Set in the 1850s in Washington Territory, Anderson plays Constance Van Ness, the matriarch of an old aristocratic family who controls the town of Angel’s Ridge. She speaks in a stern, clipped manner, which might be a choice or may be Anderson’s not-so-subtle way of expressing her disapproval of the writing. Still, Anderson is like Meryl Streep performing in a middle-school play, though the contrast doesn’t do her or the production any favors. Van Ness and her family want to seize the land of Fiona Nolan (Headey) because there’s apparently silver on it, but Nolan — who has raised a family of orphans on the property — has no intention of giving it up.

The series tracks the feud between the Van Nesses and the Nolans, escalated when Fiona’s orphan daughter Dahlia (Diana Silvers) drives a pitchfork through the eldest Van Ness son after he violently sexually assaults her. Fiona’s entire family — and the neighbors, including Ryan Hurst’s Miles Alderton — try to cover it up to escape Constance Van Ness’s wrath.

It does not go well, though obviously one of the orphan kids, Elias (Nick Robinson), falls in love with the Van Ness daughter, Tricia (Aisling Franciosi), which complicates matters. Because it’s a Kurt Sutter show, the surviving son, Garrett (Lucas Till), also clearly has a thing for his own mother, which he attempts to exorcise by sleeping with a brothel owner played by Sutter’s wife, Katey Sagal. Obviously.

Patton Oswalt is also hilariously miscast, though he’s mauled by a bear in the second episode. It’s bad TV at its finest. Michiel Huisman also shows up as an outlaw hired by Constance Van Ness as her henchman. Why not?

The series plays out mostly as expected, aside from the fact that Kurt Sutter actually left the show before filming wrapped after a dispute with Netflix. We don’t know what the dispute was about, but my guess is Netflix saw some footage and accidentally uttered out loud, “We paid you how much for this?” and Sutter walked off in a huff. They managed to finish the season, but it feels like a show with gaps, missing backstories, and abandoned storylines.

But by God, they soldiered on without Sutter and made a complete mess of it. Or maybe they salvaged what would have been even worse. Hard to say. What’s undeniable is that it’s a disaster — one that hilariously ends on a cliffhanger.
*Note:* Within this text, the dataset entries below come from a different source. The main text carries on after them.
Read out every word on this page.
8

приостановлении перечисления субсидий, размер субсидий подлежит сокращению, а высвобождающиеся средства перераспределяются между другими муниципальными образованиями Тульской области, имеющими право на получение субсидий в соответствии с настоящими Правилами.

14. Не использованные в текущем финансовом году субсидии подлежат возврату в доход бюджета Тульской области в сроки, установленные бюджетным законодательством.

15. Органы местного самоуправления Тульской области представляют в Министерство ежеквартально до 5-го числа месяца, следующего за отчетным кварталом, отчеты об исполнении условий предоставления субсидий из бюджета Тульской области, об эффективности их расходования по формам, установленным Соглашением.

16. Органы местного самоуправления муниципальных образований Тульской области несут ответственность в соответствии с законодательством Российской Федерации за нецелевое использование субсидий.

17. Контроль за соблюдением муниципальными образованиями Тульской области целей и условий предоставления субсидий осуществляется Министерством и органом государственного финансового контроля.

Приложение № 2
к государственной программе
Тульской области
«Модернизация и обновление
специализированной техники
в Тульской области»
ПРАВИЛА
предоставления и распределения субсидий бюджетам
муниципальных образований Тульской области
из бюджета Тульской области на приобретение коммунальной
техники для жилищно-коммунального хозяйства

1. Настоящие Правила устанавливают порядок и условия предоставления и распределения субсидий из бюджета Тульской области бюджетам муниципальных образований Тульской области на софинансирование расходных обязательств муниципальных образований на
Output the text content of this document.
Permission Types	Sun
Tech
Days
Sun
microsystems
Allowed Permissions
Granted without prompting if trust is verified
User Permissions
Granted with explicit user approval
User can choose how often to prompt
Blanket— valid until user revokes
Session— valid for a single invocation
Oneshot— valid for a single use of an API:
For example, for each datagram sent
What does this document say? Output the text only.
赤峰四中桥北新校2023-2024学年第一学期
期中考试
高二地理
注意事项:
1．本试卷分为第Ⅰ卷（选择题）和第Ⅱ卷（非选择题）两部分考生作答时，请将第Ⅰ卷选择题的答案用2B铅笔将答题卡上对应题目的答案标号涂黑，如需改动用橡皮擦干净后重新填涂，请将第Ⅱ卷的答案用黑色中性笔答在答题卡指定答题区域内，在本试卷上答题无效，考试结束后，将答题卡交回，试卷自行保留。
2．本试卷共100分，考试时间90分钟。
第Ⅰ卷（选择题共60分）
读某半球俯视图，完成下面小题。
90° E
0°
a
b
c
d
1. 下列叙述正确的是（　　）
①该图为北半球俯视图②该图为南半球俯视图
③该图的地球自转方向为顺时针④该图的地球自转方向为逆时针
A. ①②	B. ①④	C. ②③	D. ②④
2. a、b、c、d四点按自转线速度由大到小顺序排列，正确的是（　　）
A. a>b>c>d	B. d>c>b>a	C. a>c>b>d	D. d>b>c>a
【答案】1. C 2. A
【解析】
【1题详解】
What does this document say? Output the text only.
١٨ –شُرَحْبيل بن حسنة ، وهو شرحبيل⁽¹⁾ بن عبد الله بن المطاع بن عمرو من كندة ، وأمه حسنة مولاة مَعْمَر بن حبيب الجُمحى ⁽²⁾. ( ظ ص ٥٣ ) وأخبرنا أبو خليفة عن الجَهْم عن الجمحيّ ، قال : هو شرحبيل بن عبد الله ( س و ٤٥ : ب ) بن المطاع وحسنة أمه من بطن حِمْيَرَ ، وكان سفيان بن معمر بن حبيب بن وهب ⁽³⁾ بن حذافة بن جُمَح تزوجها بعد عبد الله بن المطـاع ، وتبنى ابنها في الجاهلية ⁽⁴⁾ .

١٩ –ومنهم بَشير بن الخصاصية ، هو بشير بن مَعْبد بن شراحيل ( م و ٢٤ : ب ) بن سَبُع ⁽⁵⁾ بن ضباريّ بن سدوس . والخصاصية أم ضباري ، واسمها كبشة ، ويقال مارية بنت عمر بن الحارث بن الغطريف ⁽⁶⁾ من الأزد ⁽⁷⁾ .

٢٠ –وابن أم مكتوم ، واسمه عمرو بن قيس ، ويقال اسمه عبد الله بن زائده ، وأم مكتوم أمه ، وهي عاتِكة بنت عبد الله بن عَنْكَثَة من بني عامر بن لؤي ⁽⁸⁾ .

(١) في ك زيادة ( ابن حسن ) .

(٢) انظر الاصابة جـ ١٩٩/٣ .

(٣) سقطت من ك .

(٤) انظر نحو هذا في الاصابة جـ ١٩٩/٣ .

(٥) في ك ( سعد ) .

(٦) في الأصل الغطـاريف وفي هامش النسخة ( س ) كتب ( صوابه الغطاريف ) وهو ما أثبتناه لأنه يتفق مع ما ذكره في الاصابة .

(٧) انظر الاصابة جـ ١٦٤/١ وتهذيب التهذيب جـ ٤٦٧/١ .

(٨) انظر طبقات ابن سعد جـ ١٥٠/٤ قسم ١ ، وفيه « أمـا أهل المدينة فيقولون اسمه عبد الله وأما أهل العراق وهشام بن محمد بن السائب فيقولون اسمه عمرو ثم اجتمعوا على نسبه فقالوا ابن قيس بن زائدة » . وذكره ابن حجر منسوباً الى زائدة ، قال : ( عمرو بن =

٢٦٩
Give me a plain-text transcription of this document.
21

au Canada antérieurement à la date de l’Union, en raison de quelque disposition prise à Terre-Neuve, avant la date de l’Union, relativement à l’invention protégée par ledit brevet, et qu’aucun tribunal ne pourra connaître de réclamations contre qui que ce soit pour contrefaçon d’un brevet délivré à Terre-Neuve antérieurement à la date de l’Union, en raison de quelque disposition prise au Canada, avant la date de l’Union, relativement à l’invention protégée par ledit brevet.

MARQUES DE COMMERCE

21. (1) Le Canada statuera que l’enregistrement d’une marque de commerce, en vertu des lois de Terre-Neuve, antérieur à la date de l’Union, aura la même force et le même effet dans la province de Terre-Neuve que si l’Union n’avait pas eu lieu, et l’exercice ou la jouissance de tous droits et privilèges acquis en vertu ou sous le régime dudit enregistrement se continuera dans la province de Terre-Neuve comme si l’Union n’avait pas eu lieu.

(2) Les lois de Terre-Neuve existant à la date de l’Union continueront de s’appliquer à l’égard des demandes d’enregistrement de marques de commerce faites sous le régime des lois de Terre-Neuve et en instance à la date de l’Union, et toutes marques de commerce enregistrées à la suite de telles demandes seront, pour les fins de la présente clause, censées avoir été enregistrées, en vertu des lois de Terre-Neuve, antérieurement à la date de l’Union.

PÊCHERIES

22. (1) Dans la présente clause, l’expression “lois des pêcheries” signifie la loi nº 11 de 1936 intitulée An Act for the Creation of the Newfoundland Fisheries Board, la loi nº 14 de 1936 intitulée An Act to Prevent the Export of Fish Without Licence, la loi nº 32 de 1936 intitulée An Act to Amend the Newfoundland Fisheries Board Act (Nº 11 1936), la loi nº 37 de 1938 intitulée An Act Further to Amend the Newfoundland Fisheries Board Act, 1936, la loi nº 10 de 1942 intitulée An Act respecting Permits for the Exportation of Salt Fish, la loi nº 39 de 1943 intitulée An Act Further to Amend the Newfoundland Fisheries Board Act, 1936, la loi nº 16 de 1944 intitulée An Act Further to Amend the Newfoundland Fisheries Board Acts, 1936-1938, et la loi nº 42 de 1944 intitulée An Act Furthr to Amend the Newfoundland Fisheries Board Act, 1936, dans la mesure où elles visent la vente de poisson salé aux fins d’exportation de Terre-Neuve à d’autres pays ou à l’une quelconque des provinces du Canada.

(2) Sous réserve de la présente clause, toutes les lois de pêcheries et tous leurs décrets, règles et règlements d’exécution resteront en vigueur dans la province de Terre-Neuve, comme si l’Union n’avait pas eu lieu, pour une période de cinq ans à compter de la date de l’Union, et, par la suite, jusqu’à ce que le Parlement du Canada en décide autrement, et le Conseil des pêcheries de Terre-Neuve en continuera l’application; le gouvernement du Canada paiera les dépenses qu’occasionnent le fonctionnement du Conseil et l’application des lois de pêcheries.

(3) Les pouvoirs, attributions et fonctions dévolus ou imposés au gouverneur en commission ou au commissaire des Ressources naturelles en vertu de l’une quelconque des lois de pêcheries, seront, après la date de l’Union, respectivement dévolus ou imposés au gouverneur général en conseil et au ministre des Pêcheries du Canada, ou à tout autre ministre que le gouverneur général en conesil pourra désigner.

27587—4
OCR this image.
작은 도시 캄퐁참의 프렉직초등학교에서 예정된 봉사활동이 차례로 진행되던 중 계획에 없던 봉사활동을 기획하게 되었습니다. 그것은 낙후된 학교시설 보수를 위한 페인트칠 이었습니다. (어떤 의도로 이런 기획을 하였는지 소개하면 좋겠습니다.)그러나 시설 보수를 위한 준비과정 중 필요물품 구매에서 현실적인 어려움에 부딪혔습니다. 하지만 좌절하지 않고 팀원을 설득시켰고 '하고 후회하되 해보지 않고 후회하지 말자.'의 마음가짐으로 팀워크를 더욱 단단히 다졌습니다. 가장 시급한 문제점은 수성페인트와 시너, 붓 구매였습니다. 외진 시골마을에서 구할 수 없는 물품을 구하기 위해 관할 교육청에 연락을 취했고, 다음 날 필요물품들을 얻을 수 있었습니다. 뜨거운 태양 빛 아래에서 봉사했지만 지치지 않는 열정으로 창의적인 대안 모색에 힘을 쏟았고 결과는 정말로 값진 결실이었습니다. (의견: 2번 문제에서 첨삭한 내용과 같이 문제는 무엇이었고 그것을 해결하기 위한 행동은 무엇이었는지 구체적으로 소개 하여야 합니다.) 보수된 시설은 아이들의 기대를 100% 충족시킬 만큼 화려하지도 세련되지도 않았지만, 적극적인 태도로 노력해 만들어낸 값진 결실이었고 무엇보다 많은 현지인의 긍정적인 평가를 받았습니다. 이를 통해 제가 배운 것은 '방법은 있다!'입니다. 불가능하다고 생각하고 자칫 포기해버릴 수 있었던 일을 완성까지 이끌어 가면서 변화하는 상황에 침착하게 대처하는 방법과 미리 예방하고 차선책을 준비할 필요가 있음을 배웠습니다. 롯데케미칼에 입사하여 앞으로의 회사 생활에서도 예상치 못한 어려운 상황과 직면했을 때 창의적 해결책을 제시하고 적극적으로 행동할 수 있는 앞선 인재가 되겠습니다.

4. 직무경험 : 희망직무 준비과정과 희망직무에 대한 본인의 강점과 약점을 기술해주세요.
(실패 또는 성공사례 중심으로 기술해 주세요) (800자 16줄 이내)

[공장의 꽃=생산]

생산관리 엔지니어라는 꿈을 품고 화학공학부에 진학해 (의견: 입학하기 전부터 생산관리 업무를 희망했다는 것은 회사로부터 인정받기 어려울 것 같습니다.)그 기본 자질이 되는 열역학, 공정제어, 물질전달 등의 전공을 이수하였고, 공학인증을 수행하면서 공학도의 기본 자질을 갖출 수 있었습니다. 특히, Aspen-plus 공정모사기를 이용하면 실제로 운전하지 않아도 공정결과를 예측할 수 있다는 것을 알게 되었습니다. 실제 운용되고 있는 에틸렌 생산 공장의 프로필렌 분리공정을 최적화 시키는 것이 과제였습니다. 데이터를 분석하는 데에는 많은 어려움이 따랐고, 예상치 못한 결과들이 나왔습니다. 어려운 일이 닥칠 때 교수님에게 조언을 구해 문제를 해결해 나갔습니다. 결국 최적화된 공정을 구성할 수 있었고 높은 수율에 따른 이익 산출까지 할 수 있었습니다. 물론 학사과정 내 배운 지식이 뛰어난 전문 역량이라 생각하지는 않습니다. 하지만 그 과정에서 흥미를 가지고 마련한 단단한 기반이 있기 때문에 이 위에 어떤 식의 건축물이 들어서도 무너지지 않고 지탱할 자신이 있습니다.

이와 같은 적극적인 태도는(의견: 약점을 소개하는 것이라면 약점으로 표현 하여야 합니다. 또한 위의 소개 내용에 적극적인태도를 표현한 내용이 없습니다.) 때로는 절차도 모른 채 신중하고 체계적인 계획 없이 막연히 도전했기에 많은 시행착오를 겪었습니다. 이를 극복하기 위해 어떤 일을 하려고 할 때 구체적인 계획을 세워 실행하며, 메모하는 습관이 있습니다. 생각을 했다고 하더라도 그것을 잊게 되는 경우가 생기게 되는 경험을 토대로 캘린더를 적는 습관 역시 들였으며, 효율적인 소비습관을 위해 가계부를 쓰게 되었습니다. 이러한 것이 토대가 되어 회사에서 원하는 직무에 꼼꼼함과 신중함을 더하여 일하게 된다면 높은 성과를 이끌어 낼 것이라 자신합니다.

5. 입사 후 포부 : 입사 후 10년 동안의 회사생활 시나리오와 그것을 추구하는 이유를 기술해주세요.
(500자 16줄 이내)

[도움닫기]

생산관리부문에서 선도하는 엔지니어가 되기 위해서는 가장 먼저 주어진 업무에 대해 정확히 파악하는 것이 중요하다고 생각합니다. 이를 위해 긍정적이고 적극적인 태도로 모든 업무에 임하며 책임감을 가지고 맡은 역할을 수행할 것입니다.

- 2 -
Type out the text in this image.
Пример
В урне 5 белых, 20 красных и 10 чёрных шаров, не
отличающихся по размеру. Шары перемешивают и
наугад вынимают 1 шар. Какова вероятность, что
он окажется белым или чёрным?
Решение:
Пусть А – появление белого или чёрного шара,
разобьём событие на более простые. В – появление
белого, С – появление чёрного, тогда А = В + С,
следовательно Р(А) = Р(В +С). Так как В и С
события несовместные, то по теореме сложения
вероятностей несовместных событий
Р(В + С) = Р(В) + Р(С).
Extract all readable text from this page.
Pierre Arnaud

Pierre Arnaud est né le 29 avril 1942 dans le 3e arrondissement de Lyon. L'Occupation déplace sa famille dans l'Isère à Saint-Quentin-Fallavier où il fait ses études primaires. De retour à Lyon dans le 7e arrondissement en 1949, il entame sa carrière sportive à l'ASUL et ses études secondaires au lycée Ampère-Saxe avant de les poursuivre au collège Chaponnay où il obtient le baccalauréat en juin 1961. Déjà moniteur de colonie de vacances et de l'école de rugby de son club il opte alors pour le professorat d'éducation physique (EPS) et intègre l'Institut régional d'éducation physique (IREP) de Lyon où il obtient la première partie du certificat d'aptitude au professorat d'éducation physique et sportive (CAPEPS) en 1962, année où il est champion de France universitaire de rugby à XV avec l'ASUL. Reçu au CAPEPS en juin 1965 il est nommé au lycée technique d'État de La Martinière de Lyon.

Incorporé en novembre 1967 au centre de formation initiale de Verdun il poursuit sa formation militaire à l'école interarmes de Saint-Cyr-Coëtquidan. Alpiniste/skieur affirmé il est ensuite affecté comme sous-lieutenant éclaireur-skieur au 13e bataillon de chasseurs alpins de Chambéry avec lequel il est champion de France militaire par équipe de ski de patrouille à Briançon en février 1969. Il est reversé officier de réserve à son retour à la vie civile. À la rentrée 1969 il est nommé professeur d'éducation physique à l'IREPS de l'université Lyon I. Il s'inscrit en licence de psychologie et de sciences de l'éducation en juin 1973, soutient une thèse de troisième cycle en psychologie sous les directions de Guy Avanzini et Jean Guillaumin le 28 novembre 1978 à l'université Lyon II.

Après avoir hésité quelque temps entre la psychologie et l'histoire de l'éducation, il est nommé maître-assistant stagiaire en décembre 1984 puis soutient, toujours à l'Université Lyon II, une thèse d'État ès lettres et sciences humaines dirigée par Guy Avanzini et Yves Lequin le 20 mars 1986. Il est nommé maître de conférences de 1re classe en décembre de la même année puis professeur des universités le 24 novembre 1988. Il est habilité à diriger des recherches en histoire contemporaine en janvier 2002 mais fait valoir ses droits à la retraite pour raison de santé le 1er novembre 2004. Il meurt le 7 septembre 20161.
Hilarious not because I wouldn’t watch a second season (how often do we get pure, unfiltered suck!) but because Netflix will never in a million years renew it. It’s borderline humiliating that they even released it, though they probably hoped to bury it in the wake of Stranger Things and pray no one noticed.

But how could we not? It’s Kurt Sutter. Say what you will about the man, but he takes huge swings. He misses more often than not, but at least he’s not boring (except for The Bastard Executioner). I even love that Netflix took a chance on Sutter after he was basically exiled from FX when Disney took over — he’s like that talented but messy wide receiver who burns bridges with every team in the NFL, but there’s always one coach who thinks he can tame him. Netflix learned the hard way that no one tames Kurt Sutter. For better. And for worse. In the case of The Abandons, much much worse.

But thank you, The Abandons, for restoring my faith in humans to completely and fantastically s*** the bed.